America’s life insurers’ most critical mission is helping people take care of the things that matter most. We serve 90 million American families, helping them build a financial safety net that protects them through all stages of life.
Unfortunately, a proposal from Washington D.C. is threatening to disrupt the ability of America’s life insurers to provide financial certainty to their customers.
A little-known regulatory agency created by the Sarbanes-Oxley law 20 years ago is threatening to greatly expand the responsibilities of auditors of public companies, including life insurers, in a way that does not benefit consumers and may, in fact, harm them. The Public Company Accounting Oversight Board (PCAOB), technically under the purview of the Securities and Exchange Commission (SEC), has proposed amendments to auditing standards that would require auditors to examine and understand the legal landscapes of the companies they audit, and to make determinations as to whether a company “may” have violated an applicable law or regulation.
Auditors are highly trained professionals, but they are not lawyers. Highly regulated companies such as life insurers are subject to robust consumer protections from state, federal and international laws and regulations. Asking skilled professionals such as auditors to expand dramatically the scope of their work, without demonstrable consumer protection benefits, is misguided.
Previous standards on this subject were carefully developed by the PCAOB in cooperation with the American Bar Association. This time around, the PCAOB apparently believes their mandate to protect investors allows them to upend the careful balancing of roles reflected in the previous standards. The American legal system, with its important considerations of privilege and confidentiality, is not designed to work with standards that compel uninformed legal conclusions that will be part of public records.
The big beneficiaries of the proposed standards will be plaintiff attorneys bringing more “investor” class action lawsuits against the public companies and the auditing firms. The costs of this misguided proposal have not been calculated by the PCAOB but are likely to be enormous. Audits will take longer and companies will have to provide more resources to help the auditors, instead of serving their customers. In addition, public companies and the auditing firms will likely face increased legal expenses.

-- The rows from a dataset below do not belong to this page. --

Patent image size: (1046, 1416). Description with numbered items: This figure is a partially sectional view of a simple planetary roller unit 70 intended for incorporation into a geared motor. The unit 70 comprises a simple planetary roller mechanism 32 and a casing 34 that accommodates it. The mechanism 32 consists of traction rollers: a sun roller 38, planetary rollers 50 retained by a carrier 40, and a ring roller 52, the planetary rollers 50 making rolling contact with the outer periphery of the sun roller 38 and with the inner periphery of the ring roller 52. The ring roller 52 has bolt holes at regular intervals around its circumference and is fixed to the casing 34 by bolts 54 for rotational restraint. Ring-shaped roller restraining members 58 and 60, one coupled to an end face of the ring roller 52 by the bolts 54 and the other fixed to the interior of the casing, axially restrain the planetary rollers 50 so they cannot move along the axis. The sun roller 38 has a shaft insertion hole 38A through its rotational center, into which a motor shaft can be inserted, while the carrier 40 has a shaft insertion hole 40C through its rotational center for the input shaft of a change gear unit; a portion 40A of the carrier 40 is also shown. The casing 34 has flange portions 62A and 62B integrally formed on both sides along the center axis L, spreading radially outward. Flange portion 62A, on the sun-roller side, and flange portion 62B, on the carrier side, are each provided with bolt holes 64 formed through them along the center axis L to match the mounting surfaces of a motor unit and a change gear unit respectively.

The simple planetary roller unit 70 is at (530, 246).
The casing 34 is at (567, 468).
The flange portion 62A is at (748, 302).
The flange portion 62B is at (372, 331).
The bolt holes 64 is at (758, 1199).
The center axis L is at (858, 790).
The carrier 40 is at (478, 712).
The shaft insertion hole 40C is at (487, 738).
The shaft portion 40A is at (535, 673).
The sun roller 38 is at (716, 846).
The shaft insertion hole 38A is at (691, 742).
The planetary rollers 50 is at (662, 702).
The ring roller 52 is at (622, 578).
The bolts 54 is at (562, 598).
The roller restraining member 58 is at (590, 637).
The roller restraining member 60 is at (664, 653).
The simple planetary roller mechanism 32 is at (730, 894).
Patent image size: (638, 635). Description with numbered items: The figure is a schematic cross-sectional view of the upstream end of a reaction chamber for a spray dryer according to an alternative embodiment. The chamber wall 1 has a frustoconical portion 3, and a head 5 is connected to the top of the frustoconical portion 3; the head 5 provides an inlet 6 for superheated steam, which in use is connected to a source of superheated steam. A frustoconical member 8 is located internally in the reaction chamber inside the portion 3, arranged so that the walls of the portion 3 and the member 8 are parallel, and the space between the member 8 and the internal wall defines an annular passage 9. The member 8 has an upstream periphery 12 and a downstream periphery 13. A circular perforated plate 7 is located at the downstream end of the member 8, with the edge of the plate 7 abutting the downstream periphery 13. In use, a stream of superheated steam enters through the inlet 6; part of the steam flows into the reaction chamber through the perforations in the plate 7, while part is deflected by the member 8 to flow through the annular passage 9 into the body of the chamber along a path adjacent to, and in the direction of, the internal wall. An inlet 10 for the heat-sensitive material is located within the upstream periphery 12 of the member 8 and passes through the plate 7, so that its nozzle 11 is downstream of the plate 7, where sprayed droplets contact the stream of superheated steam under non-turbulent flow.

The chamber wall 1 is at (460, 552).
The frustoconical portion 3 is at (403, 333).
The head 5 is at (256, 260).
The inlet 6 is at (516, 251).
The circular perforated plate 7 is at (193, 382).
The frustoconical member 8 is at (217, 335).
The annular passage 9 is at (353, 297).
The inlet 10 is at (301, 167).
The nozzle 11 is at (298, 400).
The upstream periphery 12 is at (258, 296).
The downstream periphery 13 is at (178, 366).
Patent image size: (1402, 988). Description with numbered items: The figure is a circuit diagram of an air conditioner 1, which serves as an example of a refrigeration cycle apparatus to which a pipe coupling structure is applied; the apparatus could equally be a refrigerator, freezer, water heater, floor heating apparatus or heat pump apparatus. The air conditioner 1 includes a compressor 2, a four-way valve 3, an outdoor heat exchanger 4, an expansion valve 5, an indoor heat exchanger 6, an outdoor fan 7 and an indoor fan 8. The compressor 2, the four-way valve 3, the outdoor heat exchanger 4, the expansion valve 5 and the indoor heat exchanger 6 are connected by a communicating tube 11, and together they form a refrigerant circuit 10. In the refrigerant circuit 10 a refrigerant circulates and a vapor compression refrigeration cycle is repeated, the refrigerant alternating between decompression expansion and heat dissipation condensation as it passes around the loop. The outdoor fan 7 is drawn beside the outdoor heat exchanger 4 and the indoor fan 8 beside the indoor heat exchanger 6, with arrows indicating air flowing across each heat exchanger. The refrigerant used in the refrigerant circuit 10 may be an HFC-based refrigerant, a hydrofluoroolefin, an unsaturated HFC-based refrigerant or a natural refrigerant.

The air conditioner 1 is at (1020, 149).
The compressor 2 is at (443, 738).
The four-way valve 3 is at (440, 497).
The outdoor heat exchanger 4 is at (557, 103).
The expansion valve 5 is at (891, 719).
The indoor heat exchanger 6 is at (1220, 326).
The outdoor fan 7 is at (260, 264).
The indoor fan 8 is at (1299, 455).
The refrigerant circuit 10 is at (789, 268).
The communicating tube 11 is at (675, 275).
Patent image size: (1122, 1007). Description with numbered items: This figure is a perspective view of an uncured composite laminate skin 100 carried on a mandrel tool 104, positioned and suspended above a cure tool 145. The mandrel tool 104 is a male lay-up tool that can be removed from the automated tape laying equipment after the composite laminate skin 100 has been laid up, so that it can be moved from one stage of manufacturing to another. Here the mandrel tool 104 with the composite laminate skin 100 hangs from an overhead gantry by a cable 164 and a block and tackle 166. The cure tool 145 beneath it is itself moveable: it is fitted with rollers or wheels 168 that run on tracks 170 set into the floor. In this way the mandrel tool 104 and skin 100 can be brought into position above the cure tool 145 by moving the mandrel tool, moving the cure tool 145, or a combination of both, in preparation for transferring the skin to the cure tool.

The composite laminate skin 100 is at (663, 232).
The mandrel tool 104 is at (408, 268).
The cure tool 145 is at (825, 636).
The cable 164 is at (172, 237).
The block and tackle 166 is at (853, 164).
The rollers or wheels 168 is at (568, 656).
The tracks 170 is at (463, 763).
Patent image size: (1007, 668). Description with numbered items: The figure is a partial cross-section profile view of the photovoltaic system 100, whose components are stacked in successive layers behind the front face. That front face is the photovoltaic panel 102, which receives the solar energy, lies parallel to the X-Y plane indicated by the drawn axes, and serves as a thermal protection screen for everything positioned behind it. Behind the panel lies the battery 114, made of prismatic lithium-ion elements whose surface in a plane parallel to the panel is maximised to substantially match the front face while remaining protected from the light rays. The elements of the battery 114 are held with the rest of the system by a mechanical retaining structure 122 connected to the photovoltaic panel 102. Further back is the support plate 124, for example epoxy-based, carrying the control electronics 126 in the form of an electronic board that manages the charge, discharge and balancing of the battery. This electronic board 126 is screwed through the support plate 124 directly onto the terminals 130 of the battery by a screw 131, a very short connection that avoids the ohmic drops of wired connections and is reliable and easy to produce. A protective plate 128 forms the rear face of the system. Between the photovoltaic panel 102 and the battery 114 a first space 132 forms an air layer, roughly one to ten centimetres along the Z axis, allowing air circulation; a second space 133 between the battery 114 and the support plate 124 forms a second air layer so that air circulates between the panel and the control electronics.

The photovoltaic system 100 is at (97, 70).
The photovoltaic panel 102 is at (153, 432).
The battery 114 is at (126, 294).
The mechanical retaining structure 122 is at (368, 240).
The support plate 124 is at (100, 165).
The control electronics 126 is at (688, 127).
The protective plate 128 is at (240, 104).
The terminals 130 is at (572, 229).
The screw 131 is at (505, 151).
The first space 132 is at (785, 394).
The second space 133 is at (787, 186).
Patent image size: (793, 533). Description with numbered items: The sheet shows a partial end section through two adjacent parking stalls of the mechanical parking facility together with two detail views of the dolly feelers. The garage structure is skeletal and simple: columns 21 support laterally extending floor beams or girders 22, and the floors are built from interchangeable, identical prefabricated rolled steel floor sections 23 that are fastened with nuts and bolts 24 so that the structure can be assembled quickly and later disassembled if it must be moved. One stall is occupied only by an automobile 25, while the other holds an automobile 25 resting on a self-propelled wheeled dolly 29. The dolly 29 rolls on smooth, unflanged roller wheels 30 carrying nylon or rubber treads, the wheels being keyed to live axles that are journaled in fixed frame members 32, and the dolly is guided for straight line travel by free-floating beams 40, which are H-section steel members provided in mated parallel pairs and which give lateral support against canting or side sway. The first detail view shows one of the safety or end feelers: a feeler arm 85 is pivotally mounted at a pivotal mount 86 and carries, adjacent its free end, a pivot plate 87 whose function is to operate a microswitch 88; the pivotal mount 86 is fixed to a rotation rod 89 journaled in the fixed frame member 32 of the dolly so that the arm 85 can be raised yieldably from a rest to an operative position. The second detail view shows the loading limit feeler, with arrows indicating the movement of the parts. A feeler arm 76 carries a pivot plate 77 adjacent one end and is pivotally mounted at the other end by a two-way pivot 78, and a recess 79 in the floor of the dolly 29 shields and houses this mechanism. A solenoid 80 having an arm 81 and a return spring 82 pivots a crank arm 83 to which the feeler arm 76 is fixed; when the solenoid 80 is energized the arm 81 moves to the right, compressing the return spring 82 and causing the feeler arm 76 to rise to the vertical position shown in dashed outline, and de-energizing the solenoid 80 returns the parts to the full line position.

A number of groups, including ACLI and the U.S. Chamber of Commerce, are ringing alarm bells over these developments. The PCAOB is wrong in trying to claim an expanded legislative scope in order to turn auditors of public companies into de facto, unlicensed lawyers. Congress and the SEC should reign in the PCAOB. Letting auditors audit and lawyers be lawyers is the best prescription for investor protection.
Patrick Reeder was Deputy General Counsel for the American Council of Life Insurers (ACLI). At ACLI, Pat served members by maintaining a broad portfolio, including state and federal financial and product regulatory matters.
David Leifer is Vice President and Associate General Counsel with the American Council of Life Insurers (ACLI). David is responsible for policy issues relating to distribution, producer licensing, big data, market conduct and various other issues. He also works on all issues associated with ongoing Dodd-Frank implementation and macroprudential surveillance.